I would like to ask if using pooling operations in the model definition results in extra memory usage. Imagine I define a simple set of operations as follows:

import torch
import torch.nn as nn
import torch.nn.functional as F

class ConvBlock(torch.nn.Module):
    def __init__(self, in_channels, out_channels, pool=True):
        super(ConvBlock, self).__init__()
        self.pool = pool
        blocks = []
        
        blocks.append(nn.Conv2d(in_channels, out_channels, kernel_size=3))
        blocks.append(nn.ReLU())
        blocks.append(nn.BatchNorm2d(out_channels))
        
        if self.pool:
            blocks.append(nn.MaxPool2d(kernel_size = 2))
            
        self.blocks = nn.Sequential(*blocks)
    
    def forward(self, x):
        out = self.blocks(x)
        if not self.pool:
            return F.max_pool2d(out, kernel_size=2)
        return out

conv_block_with_pool = ConvBlock(64,128, pool=True)
conv_block_no_pool = ConvBlock(64,128, pool=False)

It seems clear that both blocks are doing the same series of operations, only conv_block_no_pool applies pooling in the forward method rather than having it built on the definition.

I’m using torchsummary to measure memory usage. When using conv_block_with_pool, I obtain the following output:

borrar

And when using conv_block_no_pool I get:

borrar2

Now, I am not sure if torchsummary is not measuring the whole thing in the second case, but I have read elsewhere that even if a layer has no parameters to be learned it still can take over some memory. Is this the case? And if so, should I always prefer/try to add this layers to my models in the forward method, rather than in the model definition itself?

Thanks,

Adrian

Hi,

Yes pooling will take memory. But this is not the layer itself or its definition that uses the memory, but the fact that it introduces more intermediary results (that are then required to compute the gradients).
If you replaced the pooling with out = out + 1, you will get similar thing.

The pooling might help though as the output will be smaller and the intermediary results of the next layers will be smaller as well.

Hi!

Thank you very much for your quick reply. Yes, I understand that, my point would rather be this question:

Does moving the pooling layer from the model definition (in the constructor) to the forward method bring any advantage in terms of memory consumption?
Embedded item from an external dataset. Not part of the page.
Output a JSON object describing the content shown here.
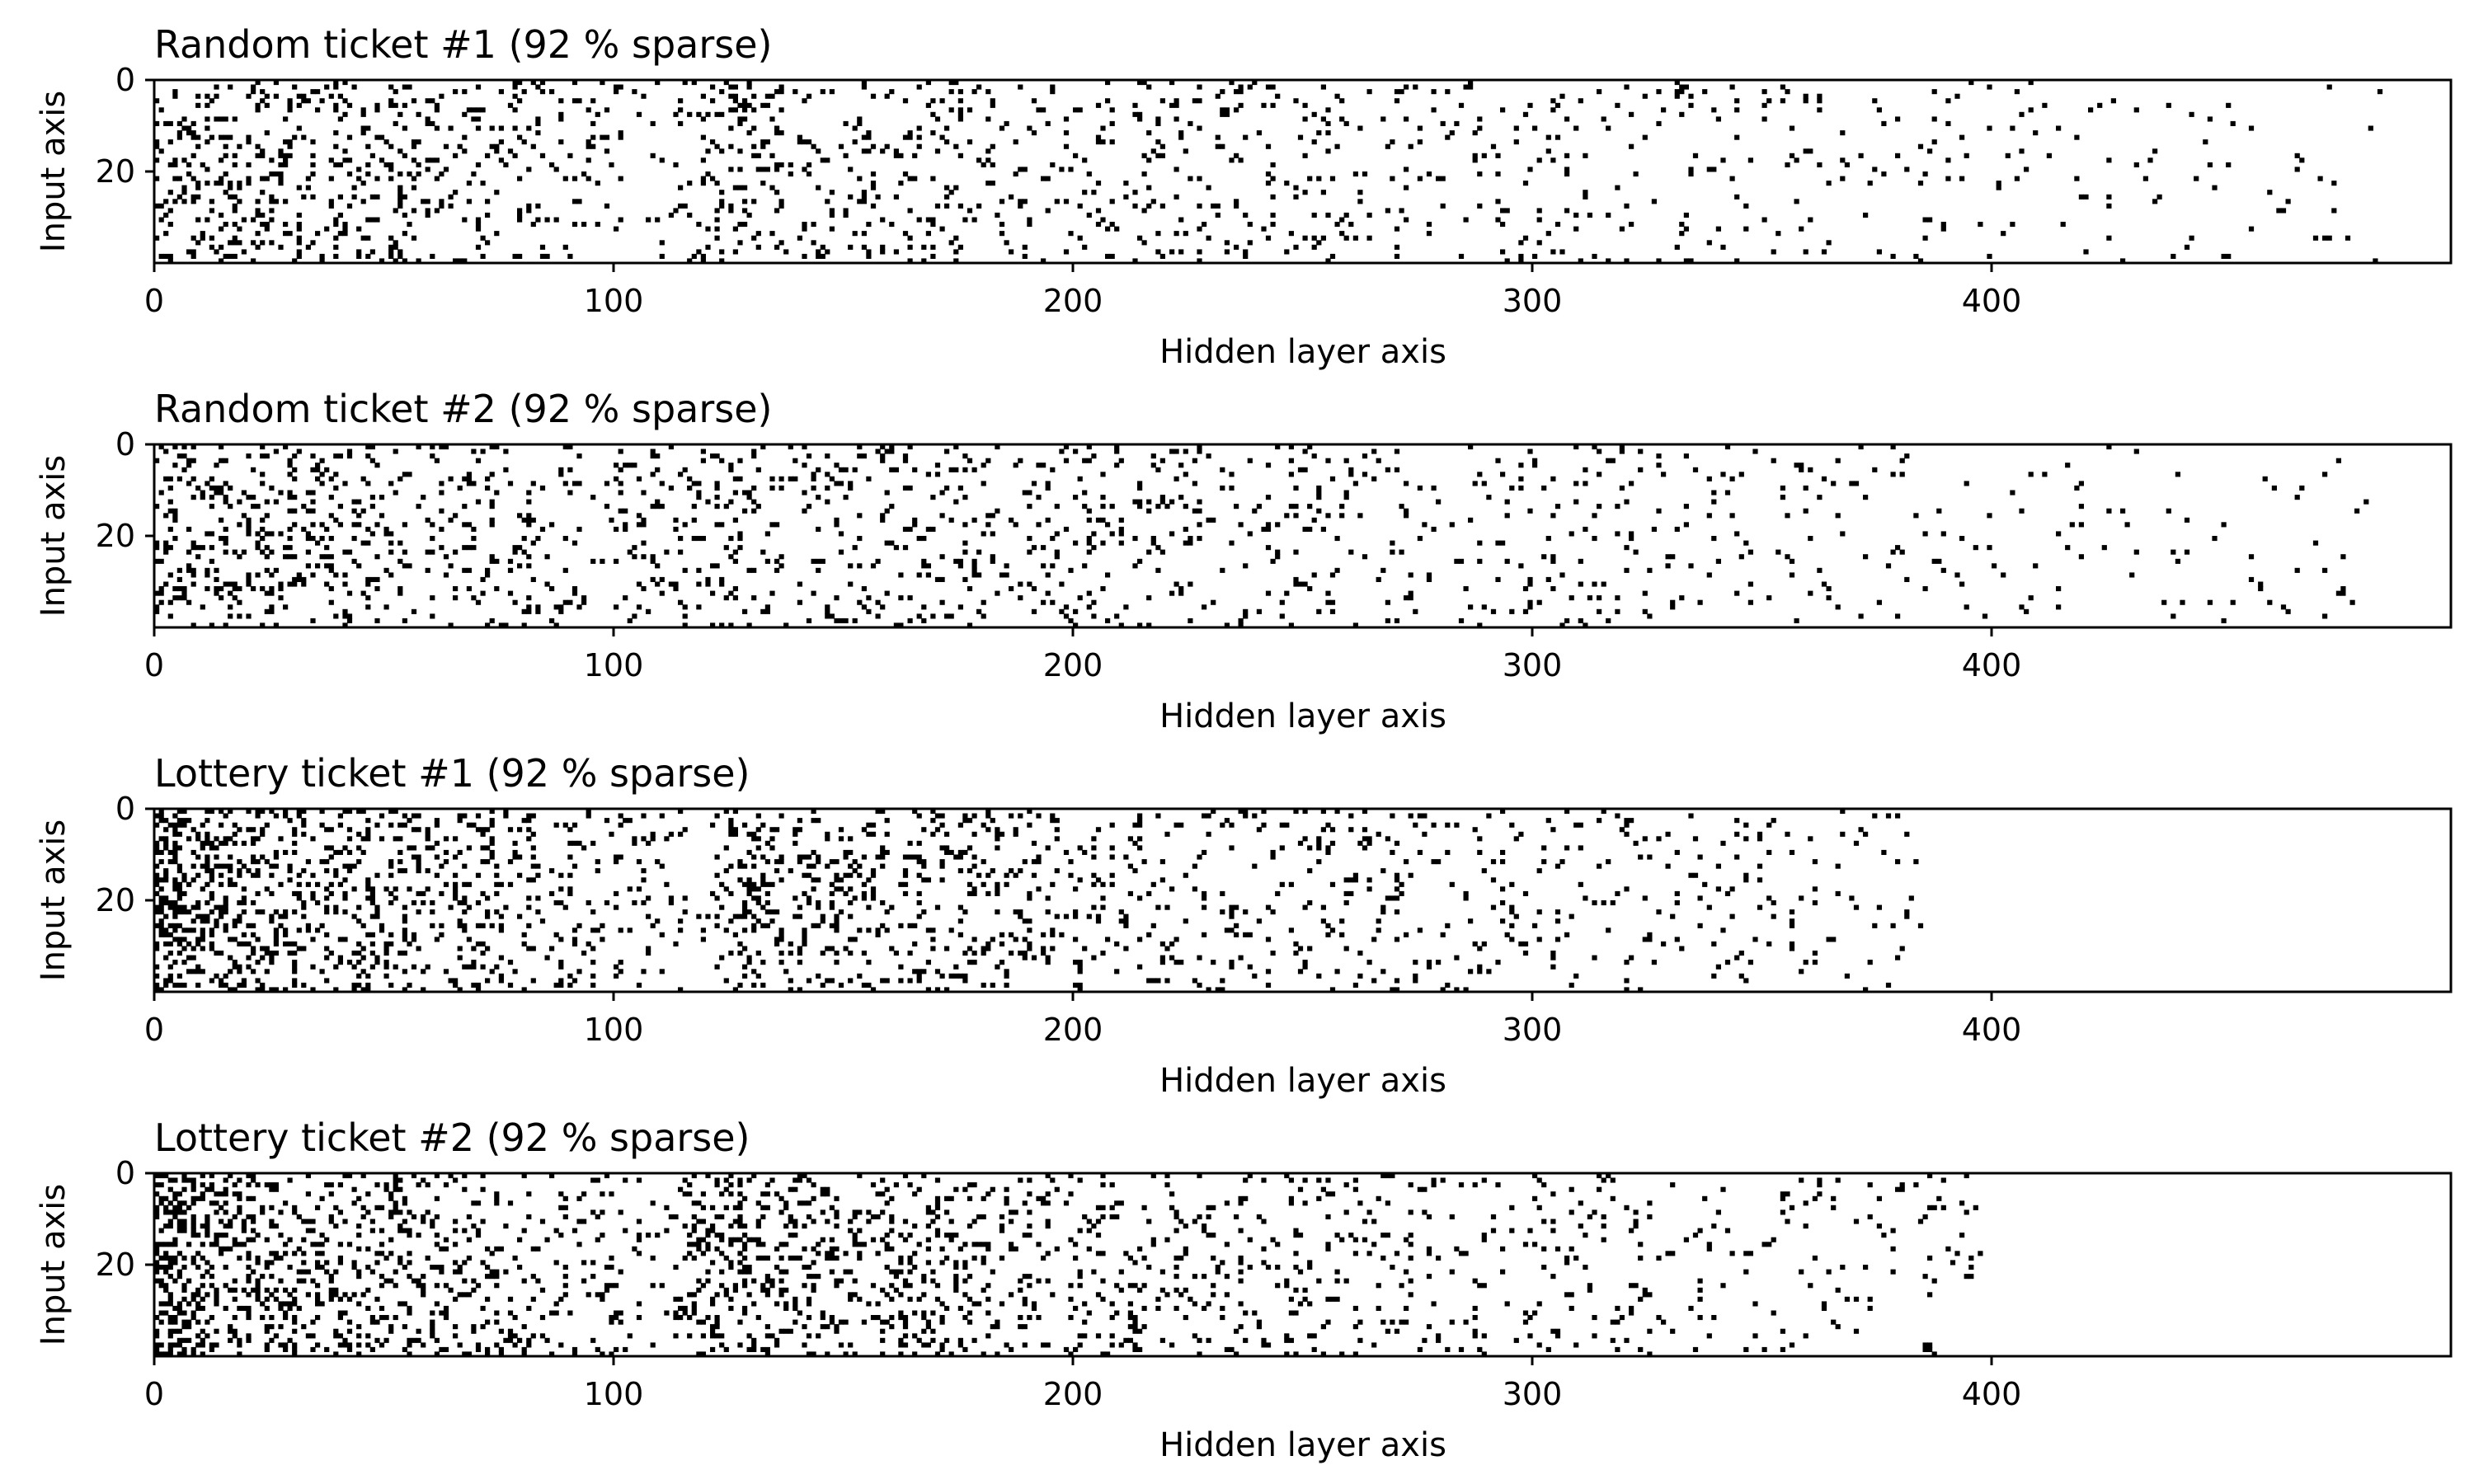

I guess this is probably a silly question (and the answer is no). I was just asking because if you look at the output from torchsummary that I was showing in my previous post, this would mean that the memory estimates that torchsummary gives are misleading in this case, and the memory consumed by both “models” would be exactly the same?

Thanks!

Adrian

P.S.: While I have you here, may I also ask if there is any simple way of measuring/estimating the memory spent by a model in Pytorch while doing a forward/backward pass? Thanks :wink:

Does moving the pooling layer from the model definition (in the constructor) to the forward method bring any advantage in terms of memory consumption?

The answer is indeed no.
I’m not familiar how torchsummary works, bu it might indeed be an artefact of it.

While I have you here, may I also ask if there is any simple way of measuring/estimating the memory spent by a model in Pytorch while doing a forward/backward pass?
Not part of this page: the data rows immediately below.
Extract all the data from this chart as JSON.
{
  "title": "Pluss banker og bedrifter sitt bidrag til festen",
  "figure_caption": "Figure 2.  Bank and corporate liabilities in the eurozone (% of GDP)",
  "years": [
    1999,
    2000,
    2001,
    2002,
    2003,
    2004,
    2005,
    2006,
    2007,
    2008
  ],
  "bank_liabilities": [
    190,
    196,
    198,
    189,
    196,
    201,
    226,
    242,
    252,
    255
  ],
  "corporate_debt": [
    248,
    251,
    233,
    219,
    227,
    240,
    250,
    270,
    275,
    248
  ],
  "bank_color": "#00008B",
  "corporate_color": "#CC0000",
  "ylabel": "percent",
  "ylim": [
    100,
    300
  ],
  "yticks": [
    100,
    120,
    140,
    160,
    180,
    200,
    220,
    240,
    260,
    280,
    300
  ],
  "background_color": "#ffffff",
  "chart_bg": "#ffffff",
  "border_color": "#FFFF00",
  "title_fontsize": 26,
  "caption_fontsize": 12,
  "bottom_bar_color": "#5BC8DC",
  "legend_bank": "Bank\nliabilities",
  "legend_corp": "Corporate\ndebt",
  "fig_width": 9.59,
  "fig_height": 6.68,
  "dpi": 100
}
Whatever is your favorite package to measure cpu memory usage in python.
For CPU code, I would recommend python memory-profiler as it gives very nice outputs.
For GPU code, it is trickier because of both the asynchronous nature of cuda ops and the caching allocator we use. In that case, you can use our own functions to get the used GPU memory and cuda synchronization to get readings manually at different points of your code.